In the blink of an eye 13 years had flown by and my hips were done. I needed hip replacements.

But my husband worked out of town and I had these four little ones, the youngest two being in grade one, and I knew I needed a live in helper. We couldn’t afford much and I didn’t know where to turn but Marie soon said to me, “What am I….chopped liver?” (Meaning that she would like the job!)

Marie was so incredible at taking care of the children, making me laugh, making sure I prayed, cleaning the house, (and even helping me lift my leg into bed), shovelling the walks, and SO much more….. that it was like the kids had two mothers. That’s when we started calling each other “Mother”.

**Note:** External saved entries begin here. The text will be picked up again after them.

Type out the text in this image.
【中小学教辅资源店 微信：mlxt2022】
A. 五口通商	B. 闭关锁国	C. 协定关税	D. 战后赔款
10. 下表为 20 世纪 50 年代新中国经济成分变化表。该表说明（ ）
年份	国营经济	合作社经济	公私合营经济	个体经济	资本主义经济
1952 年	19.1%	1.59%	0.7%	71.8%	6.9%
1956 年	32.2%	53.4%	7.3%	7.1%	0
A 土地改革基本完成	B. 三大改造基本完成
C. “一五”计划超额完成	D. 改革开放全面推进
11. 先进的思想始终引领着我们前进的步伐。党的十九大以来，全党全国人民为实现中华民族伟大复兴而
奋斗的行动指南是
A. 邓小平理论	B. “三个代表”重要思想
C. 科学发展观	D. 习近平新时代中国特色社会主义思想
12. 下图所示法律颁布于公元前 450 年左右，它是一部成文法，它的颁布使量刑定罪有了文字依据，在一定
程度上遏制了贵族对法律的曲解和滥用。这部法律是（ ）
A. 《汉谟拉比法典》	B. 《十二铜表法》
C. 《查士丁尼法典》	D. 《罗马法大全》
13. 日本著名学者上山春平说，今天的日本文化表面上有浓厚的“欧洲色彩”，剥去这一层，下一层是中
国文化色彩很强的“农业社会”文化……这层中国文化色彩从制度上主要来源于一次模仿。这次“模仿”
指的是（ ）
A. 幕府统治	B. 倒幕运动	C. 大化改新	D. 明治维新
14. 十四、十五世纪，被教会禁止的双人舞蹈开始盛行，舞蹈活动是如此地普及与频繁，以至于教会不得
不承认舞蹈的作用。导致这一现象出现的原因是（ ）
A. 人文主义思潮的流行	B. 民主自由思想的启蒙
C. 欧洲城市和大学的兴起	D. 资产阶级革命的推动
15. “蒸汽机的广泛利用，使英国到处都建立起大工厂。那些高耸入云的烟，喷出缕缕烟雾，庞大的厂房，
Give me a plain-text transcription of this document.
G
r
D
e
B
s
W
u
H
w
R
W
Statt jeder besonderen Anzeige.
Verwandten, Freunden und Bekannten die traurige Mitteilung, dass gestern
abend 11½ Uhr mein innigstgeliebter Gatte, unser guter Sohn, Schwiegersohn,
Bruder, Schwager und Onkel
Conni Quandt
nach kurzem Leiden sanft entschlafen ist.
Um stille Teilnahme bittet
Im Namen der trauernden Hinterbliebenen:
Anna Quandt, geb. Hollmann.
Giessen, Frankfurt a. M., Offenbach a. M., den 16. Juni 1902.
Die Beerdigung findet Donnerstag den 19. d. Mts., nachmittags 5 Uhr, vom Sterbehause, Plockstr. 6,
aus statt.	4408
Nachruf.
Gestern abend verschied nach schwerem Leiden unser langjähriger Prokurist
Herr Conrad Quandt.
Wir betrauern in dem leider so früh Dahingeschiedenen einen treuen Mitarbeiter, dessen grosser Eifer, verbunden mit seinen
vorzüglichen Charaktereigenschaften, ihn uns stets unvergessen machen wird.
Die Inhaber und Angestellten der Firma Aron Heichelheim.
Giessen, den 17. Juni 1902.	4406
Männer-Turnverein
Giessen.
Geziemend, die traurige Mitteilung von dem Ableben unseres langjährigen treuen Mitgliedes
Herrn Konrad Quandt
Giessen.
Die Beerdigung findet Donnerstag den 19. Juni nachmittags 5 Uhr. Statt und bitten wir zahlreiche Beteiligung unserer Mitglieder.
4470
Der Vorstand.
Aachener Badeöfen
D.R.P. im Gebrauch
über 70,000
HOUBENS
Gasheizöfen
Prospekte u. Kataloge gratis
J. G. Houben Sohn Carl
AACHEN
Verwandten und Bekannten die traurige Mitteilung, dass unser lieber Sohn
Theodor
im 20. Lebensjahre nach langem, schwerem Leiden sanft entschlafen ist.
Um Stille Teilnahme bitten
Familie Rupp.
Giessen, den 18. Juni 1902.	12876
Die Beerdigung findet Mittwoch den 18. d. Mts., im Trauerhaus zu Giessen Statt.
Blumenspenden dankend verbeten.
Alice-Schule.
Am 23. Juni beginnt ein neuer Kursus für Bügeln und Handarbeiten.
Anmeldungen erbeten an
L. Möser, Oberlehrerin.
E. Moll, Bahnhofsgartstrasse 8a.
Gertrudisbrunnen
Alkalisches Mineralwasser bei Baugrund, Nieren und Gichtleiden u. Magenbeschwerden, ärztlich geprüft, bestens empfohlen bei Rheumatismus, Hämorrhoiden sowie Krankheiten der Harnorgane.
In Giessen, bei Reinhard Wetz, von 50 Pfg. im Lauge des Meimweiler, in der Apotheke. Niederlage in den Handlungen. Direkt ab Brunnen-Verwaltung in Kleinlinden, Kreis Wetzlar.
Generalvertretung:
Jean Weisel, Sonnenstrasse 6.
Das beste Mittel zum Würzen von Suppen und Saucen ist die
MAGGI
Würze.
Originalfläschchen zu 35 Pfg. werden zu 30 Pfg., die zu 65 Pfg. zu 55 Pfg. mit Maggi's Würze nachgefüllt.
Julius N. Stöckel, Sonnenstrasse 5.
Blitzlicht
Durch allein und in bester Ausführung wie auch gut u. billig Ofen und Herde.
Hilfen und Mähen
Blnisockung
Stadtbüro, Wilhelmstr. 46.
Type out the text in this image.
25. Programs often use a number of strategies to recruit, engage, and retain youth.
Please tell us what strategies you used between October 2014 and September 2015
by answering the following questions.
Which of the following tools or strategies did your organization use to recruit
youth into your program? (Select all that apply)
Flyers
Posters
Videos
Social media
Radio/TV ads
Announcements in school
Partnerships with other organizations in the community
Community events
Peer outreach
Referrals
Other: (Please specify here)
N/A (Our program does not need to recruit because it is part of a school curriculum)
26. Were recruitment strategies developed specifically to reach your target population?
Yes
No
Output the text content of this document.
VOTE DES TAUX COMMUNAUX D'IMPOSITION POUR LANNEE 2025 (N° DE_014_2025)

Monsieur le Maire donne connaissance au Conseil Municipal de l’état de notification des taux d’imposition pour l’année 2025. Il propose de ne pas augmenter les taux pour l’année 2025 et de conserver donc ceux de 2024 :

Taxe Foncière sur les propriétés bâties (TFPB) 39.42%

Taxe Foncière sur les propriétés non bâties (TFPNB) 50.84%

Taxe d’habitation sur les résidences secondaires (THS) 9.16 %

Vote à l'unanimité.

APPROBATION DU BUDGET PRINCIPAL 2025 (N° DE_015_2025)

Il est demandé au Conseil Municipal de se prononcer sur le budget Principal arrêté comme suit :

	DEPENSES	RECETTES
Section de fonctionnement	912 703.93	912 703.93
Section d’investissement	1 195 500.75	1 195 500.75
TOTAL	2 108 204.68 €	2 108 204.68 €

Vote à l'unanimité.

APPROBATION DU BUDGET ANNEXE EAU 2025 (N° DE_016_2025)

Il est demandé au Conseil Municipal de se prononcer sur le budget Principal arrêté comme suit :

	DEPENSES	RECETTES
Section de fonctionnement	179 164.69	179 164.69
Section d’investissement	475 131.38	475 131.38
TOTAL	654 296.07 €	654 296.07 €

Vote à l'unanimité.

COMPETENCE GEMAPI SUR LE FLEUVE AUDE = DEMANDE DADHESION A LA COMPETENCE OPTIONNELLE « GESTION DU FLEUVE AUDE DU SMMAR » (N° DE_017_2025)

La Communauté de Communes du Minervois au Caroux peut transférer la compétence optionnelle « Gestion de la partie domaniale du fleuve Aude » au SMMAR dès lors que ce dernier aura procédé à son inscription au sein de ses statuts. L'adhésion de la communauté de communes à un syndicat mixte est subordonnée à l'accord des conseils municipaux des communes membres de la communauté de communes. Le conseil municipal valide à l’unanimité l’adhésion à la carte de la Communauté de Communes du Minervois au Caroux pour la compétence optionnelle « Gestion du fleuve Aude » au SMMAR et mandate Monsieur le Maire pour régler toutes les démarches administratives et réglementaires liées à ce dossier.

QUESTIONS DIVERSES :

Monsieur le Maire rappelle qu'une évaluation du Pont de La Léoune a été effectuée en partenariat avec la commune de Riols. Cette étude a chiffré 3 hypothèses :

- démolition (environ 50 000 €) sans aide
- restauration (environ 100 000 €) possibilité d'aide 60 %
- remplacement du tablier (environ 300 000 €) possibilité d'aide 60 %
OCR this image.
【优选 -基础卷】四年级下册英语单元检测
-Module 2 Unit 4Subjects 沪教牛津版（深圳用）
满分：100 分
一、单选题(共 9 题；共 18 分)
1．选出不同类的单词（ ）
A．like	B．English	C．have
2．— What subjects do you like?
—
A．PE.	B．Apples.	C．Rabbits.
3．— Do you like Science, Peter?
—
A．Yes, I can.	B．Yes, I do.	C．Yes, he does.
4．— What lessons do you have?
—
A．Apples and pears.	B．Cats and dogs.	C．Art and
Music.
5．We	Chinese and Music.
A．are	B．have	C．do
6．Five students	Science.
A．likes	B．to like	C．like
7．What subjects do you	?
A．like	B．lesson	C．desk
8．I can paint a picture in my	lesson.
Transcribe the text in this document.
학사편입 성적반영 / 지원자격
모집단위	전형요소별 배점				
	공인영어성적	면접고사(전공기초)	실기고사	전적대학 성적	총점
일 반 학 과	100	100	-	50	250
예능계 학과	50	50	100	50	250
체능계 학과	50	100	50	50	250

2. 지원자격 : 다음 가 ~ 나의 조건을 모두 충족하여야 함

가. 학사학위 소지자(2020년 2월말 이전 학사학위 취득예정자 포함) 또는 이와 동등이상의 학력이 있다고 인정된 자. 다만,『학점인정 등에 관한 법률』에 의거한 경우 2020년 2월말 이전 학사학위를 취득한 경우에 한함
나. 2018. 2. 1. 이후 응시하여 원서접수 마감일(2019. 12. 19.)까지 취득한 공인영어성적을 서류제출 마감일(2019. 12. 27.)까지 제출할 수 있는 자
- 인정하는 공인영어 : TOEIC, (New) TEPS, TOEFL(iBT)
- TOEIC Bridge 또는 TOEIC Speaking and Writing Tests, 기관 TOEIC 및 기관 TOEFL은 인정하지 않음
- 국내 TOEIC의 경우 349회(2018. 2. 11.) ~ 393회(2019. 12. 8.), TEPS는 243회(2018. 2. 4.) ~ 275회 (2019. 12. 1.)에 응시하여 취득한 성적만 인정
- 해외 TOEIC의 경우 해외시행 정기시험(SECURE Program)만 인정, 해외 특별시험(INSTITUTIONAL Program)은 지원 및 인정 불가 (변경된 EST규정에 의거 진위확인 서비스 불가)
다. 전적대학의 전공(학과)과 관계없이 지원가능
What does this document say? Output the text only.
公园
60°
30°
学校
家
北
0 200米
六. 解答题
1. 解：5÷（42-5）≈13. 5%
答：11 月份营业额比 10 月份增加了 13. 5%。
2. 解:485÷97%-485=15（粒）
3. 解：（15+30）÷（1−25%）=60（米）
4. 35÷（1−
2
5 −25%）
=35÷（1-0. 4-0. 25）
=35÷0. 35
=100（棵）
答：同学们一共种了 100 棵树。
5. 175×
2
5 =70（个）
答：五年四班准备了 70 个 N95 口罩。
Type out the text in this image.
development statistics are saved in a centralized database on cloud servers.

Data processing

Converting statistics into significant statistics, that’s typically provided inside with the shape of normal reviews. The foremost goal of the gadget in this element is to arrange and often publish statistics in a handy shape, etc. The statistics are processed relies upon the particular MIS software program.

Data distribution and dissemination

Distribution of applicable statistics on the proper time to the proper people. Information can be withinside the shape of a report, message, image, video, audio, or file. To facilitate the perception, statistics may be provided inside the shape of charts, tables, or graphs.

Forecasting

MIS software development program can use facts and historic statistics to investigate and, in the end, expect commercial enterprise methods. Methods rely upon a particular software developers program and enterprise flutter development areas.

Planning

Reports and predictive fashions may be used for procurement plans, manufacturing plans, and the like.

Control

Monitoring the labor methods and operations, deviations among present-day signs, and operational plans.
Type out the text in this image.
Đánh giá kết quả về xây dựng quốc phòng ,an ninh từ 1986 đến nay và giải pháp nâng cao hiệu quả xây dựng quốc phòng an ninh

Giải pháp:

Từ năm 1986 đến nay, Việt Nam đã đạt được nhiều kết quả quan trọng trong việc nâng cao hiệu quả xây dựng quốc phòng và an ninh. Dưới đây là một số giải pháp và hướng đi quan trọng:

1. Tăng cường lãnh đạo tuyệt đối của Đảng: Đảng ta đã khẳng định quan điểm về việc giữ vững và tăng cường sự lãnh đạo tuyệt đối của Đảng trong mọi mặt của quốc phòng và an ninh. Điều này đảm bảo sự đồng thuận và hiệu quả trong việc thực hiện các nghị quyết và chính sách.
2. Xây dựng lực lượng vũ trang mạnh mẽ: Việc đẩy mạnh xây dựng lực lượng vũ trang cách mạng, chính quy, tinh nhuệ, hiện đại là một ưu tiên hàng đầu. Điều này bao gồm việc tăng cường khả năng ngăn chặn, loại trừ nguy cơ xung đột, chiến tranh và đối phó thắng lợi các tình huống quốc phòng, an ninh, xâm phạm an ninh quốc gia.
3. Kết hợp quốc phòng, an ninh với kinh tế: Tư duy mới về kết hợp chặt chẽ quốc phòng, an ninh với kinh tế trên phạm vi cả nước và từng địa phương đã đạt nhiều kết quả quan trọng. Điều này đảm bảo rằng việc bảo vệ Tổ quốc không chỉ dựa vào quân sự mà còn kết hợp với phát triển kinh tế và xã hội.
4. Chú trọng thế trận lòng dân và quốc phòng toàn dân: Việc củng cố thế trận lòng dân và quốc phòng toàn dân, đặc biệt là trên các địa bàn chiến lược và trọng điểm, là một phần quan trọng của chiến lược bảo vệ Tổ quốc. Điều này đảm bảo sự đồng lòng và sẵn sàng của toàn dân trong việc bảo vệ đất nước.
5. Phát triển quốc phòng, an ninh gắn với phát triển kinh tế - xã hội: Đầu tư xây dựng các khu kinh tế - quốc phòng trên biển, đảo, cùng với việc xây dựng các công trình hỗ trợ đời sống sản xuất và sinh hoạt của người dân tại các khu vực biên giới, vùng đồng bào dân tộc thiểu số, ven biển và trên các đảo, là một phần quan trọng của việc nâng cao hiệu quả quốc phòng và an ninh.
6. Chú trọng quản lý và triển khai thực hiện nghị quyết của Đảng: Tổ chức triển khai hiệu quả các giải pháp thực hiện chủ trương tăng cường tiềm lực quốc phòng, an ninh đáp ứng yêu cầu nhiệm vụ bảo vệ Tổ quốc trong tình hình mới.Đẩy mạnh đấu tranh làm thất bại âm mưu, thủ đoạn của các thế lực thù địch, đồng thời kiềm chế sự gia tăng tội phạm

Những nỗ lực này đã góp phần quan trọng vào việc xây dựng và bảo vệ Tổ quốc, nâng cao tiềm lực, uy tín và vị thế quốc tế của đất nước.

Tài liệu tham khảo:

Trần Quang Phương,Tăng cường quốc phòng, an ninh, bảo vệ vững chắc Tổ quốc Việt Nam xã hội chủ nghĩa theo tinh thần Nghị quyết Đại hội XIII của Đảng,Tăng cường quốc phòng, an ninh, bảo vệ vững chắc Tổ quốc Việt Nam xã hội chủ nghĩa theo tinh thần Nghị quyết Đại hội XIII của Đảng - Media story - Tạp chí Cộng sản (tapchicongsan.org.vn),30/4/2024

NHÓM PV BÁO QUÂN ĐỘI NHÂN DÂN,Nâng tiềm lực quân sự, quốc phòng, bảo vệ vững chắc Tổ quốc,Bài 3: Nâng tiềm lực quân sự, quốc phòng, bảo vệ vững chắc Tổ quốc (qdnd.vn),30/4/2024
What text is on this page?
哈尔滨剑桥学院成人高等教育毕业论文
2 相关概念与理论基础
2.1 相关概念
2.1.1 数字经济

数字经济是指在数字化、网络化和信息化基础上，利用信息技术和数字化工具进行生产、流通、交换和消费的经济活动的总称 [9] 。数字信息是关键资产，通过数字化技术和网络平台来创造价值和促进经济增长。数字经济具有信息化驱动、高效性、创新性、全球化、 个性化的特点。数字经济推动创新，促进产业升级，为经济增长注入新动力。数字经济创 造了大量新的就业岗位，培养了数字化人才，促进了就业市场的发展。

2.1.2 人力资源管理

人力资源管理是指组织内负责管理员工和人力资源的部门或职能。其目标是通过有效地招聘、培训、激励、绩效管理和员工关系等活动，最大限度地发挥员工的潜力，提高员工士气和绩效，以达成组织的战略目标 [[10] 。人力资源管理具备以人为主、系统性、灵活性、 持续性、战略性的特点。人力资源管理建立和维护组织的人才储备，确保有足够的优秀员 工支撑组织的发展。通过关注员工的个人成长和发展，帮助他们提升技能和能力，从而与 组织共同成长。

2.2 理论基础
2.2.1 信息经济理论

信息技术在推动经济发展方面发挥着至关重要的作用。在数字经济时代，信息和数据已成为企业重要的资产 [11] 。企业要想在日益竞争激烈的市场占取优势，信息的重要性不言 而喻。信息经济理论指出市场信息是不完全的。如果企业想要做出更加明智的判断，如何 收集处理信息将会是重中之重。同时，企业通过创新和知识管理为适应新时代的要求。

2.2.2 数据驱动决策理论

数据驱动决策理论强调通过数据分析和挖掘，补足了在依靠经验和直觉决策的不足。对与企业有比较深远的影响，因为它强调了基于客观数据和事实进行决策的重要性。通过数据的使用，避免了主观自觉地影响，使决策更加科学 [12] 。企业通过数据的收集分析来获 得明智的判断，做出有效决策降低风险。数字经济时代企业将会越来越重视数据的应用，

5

Marie used to haul me and my wheelchair everywhere. And that thing wasn’t light! I have so many funny stories of the things she did to me when I couldn’t walk and it might sound cruel but I think she is hilarious. She once took me to see Santa in the mall against all objections. When Santa put his hand on my leg, told me he was a healer, and said to get up and walk (!) I thought Marie was going to take him out! “Back off, Santa, her husband will kill me if she breaks that hip!” she yelled as she wheeled me off the ramp with Santa chasing us through the mall. (He was just trying to give us a candy cane he said…ha ha ha)

She even took me to a class I as taking called “Bible Study Fellowship”. She would drop me off inside the church and wait outside in the cold while she smoked and patiently waited for the class to end. (Marie laughs about the day our twin girls gave her a note that asked her to stop smoking because smoking takes lives. And she recently mentioned about the time one of the girls had to write a story about their hero and they picked HER! Rightly so.) Marie didn’t really have a faith per se at the time of her taking care of me after my first hip replacement but she always made sure I continued to pursue my prayer life by handing me “the beads” even when I was too tired and sore to want to pray.

Today, Marie still lives in Calgary and is still singing and teaching music. She has visited me many times in Edmonton and taken care of me again after my fairly recent foot operation.She is still funny and kind and in contact with me almost weekly. She has a new dachshund doggie named Ollie.

And currently she attends Bible Study Fellowship.